Bauer and Nation argue for formalising the criteria for vocabulary calculation; in other words, should word families be counted as one word (the base word) or each of its members be counted separately? Some consider any change, including capitalisation, to result in a new word. Others discount inflectional suffixes, others discount both inflectional and derivational suffixes. Standardising the definition of the vocabulary unit and its statistical value in vocabulary size would allow results to be reliably compared. Gardner (2007), however, has some reservations regarding the use of whole word families as a counting unit in vocabulary calculation: there is a risk that a learner’s ability may be underestimated. He says that for a learner from a non-Romance L1, high grammatical competence is required even to master 3rd person singular –s, but this competence would be disregarded in a student evaluation. On the other side of the coin, Bauer and Nation (1993) warn that an overly conservative estimate of word family size would result in many more items to be learned and taught separately.
The main determinants of affix acquisition
Kwon (2005) gives an overview of morpheme studies in the last 4 decades, and discusses driving forces behind morpheme acquisition. She says that the majority of research into determinants was carried out in the 1980’s, but researchers were driven by their own hypotheses and tended to focus on a single determinant, rather than considering a multifaceted contribution to morpheme acquisition. After the historical survey, she foregrounds 3 primary “putative determinants” of morpheme acquisition that have been most frequently cited by researchers are semantic complexity, input complexity, and native-language transfer.
Semantic complexity can refer to affixal polysemy; whether a form expresses more than one meaning. An example would be –th, which occurs in Bauer and Nation’s Level 3 when used in sixth or twelfth, and Level 6 when used in warmth or breadth. Brown (1973) established a complexity hierarchy, in which morphemes with multiple meanings (grammatical or semantic) would be acquired later than those with only one meaning or function. Semantic or conceptual complexity strongly highlights differences between L1 and L2 speakers: L2s already have a concept of time, and so find it easier to learn the past tense, as they only need learn the form and not the concept.
Input frequency denotes the frequency at which a given structure occurs in the
language to which the learner is exposed. There are disagreements over the mechanisms behind this determinant: on one side of the fence are the behaviourists, who say that the learner hears and imitates frequently used structures; and on the other side are the nativists, who say that hearing the structure activates the learner’s Language Acquisition Device (LAD- Chompsky 1981). Larsen-Freeman (1976) propose that input frequency is the principle determinant in the order of L2 acquisition.

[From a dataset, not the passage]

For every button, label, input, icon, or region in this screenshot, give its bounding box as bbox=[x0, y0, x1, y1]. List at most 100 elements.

The third putative determinant discussed by Kwon is native-language transfer, that similar structures in the L1 will facilitate learning and different structures will deter learning in L2 acquisition. Many studies carried out in the 1970s (including Dulay and Burt 1974, Fathman 1975, and Larsen-Freeman 1976) examined subjects from a variety of L1s in a single study, and harvested results that suggested the order of acquisition does not differ greatly and thus cannot be determined by a learner’s L1. Some studies, however, found elements of L1 transfer in the acquisition of certain ‘foreign’ structures, such as the placement of verbal negation in German EFL learners (Wode 1977), acquisition of English plural -s (Zehler 1982), and the slower article acquisition in a Chinese child than a Spanish child learning English (Zobl 1982). She concludes by saying native-language transfer should no longer be dismissed, that the mechanism “plays an important role in L2 acquisition” (p. 15).